Outro ponto que também destaca – e que salta à vista nas perspectivas 3D elaboradas pelo estúdio Lamb 3D – é a manutenção das camadas nas paredes já existentes, com os seus cartazes sobrepostos e as pichagens. Talvez esteja a sonhar demasiado, admite, mas causa-lhe comichão a ideia de um edifício limpo, de paredes lisas.
Com a Ordem dos Arquitectos a meio de um processo eleitoral, cujo desfecho está marcado para dentro de um mês, Luís Pedro Pinto espera que o projecto se torne “um desígnio da própria Ordem” e não seja encarado como “o projecto da direcção cessante”.
O júri decidiu atribuir o segundo lugar da competição ao consórcio Pedro Matos Gameiro e Bugio, que propunha uma abertura para a Travessa do Carvalho que a proposta de Luís Pedro Pinto não contempla, e o terceiro lugar a Samuel Dias Pereira, que apostava em dar “uma visibilidade e uma identidade clara” ao edifício.

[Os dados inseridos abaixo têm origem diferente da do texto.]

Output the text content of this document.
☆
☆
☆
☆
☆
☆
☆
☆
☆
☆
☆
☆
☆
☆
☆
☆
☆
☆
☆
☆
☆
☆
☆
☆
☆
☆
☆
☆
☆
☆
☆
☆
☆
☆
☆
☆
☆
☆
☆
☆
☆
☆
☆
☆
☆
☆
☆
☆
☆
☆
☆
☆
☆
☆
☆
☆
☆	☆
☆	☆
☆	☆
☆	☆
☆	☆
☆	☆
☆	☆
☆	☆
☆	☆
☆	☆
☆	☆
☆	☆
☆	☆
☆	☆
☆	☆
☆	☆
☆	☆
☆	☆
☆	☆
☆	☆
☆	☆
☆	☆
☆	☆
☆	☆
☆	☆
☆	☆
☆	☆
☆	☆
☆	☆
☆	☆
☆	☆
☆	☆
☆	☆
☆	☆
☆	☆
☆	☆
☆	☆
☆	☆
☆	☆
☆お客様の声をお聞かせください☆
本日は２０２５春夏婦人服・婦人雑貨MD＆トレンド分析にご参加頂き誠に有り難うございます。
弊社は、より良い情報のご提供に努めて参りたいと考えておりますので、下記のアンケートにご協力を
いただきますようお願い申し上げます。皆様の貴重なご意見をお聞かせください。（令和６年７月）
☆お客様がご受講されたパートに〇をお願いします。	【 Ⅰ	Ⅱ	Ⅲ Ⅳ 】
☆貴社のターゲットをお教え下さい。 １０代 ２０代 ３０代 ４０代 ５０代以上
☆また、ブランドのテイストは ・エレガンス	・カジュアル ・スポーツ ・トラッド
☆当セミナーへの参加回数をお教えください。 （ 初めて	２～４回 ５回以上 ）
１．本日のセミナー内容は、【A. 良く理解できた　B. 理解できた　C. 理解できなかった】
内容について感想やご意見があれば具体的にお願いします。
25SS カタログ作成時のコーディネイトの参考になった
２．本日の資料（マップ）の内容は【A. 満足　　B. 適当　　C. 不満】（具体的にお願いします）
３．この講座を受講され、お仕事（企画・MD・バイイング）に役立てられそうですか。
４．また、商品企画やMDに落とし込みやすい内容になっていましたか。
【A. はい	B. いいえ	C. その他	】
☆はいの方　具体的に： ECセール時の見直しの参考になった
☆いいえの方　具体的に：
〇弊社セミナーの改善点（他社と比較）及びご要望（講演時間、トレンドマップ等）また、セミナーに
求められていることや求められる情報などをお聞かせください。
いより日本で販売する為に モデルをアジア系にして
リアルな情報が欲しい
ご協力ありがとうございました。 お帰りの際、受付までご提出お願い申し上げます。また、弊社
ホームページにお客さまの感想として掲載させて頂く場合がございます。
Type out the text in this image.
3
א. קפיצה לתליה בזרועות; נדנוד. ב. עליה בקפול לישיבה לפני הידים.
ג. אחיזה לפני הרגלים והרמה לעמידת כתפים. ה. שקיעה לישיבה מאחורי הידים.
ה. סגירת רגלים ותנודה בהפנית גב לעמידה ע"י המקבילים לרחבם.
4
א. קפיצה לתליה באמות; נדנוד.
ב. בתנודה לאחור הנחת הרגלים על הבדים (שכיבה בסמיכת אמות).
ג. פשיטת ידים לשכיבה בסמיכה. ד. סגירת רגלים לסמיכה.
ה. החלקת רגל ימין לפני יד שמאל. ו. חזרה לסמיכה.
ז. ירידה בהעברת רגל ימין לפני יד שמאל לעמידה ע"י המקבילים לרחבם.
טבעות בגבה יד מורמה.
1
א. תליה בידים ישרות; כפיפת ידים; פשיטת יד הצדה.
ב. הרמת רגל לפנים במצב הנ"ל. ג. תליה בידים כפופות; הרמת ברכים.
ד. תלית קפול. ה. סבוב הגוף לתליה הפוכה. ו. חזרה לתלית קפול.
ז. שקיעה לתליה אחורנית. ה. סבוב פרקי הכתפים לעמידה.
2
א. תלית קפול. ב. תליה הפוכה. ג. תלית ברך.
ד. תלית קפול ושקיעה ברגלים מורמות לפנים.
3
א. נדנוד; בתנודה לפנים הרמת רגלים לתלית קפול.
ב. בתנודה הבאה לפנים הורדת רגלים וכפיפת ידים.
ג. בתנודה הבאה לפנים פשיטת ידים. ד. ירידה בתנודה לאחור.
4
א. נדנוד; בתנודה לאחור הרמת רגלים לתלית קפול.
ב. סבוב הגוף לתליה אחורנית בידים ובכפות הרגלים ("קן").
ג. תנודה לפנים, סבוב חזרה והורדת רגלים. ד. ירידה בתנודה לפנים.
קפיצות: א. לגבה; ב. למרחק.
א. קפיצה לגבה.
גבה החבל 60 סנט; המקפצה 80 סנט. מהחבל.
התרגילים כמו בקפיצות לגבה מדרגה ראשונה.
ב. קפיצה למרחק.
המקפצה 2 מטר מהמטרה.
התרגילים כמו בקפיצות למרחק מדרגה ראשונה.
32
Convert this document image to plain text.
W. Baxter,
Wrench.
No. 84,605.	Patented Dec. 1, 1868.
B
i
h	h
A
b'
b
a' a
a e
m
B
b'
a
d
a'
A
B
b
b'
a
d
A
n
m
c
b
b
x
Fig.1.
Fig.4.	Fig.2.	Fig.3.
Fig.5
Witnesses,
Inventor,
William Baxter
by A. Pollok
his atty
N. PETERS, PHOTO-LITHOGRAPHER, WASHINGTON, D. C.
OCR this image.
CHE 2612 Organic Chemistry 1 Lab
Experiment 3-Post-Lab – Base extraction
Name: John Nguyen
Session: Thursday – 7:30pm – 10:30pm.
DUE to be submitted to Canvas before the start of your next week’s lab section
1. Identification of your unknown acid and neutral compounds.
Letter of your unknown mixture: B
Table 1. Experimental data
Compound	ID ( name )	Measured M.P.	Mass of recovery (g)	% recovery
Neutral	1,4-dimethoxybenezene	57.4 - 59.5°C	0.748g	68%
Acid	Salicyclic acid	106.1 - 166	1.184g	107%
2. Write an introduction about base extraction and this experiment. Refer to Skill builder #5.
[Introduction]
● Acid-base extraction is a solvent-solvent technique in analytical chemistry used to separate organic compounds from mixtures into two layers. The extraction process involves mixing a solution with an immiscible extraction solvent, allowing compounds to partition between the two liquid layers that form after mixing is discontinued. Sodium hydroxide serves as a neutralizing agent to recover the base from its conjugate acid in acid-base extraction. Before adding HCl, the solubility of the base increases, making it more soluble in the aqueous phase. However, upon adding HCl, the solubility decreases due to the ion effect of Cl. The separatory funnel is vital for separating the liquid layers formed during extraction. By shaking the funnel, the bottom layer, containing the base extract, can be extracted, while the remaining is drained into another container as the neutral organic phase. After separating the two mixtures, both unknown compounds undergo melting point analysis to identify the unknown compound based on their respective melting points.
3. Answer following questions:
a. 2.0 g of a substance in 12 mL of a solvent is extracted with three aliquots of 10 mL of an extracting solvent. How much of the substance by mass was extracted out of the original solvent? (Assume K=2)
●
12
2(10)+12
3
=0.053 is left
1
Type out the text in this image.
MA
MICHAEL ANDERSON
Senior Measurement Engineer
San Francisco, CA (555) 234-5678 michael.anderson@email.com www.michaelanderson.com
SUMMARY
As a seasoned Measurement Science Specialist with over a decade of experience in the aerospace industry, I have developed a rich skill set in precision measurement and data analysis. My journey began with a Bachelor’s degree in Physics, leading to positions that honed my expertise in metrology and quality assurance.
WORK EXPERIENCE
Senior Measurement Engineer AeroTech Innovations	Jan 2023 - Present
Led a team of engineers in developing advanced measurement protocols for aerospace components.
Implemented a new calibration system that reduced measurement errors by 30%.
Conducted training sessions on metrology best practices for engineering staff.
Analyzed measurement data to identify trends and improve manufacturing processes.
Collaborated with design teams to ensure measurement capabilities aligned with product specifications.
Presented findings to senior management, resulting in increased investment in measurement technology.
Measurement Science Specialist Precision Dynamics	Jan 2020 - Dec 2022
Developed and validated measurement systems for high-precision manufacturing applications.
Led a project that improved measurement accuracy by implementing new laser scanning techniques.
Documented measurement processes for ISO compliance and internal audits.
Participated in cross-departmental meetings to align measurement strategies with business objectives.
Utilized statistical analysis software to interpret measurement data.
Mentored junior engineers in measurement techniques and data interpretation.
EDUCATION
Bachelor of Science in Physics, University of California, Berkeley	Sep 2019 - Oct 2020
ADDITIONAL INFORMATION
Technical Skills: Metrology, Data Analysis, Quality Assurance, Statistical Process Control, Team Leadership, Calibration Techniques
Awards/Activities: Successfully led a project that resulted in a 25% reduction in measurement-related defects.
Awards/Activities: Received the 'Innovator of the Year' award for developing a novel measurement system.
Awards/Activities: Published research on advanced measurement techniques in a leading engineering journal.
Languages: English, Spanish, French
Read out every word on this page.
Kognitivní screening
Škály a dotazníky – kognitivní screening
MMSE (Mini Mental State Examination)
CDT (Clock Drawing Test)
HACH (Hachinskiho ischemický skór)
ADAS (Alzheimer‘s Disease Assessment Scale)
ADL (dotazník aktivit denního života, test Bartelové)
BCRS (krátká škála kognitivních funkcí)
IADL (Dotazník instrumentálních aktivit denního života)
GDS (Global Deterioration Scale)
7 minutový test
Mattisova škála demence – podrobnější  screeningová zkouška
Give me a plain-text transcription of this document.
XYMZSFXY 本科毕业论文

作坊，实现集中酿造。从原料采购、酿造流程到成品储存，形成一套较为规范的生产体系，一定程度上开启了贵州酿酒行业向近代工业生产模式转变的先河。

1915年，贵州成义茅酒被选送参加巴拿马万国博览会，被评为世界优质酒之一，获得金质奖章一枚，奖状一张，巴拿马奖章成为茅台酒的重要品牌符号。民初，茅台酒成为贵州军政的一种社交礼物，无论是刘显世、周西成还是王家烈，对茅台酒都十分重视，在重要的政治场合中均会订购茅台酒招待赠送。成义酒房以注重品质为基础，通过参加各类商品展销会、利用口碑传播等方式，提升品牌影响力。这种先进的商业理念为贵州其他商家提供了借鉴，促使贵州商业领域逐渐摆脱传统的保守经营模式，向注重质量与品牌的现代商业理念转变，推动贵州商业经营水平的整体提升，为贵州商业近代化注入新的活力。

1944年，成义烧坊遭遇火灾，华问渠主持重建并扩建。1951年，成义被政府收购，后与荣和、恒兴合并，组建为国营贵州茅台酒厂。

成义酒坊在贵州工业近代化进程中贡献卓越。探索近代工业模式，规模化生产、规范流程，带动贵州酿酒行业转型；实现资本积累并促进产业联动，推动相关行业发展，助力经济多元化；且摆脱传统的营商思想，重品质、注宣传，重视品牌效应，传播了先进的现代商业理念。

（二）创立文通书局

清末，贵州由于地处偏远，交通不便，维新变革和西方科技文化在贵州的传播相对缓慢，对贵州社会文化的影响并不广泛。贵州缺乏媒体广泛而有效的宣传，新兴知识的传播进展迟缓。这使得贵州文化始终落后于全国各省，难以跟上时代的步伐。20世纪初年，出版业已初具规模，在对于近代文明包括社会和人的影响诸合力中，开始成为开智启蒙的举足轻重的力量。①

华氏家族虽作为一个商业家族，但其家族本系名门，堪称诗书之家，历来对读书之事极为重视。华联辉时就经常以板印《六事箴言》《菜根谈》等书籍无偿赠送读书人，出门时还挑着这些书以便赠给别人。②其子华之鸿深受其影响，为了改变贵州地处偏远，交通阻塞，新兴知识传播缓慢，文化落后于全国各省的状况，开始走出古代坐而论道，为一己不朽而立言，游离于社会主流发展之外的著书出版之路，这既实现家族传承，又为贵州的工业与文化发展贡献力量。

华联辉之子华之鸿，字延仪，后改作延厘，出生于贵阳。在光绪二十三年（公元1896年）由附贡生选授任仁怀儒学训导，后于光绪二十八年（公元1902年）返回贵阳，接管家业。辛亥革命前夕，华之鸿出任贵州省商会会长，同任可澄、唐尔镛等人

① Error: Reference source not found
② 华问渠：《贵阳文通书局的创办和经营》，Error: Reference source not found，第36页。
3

Não foram atribuídas menções honrosas porque, explicam os jurados no relatório final, apesar do “expressivo número de propostas a concurso”, apenas 20% tiveram uma pontuação final acima dos 14 valores e mais de 10% das propostas tiveram menos de 10 valores, “reveladoras de uma manifesta falta de entendimento sobre os valores urbanos, arquitectónicos e patrimoniais em presença.”
“Nenhuma proposta classificada abaixo dos três primeiros lugares reunia aspectos particularmente meritórios e passíveis de serem mencionados”, conclui o júri.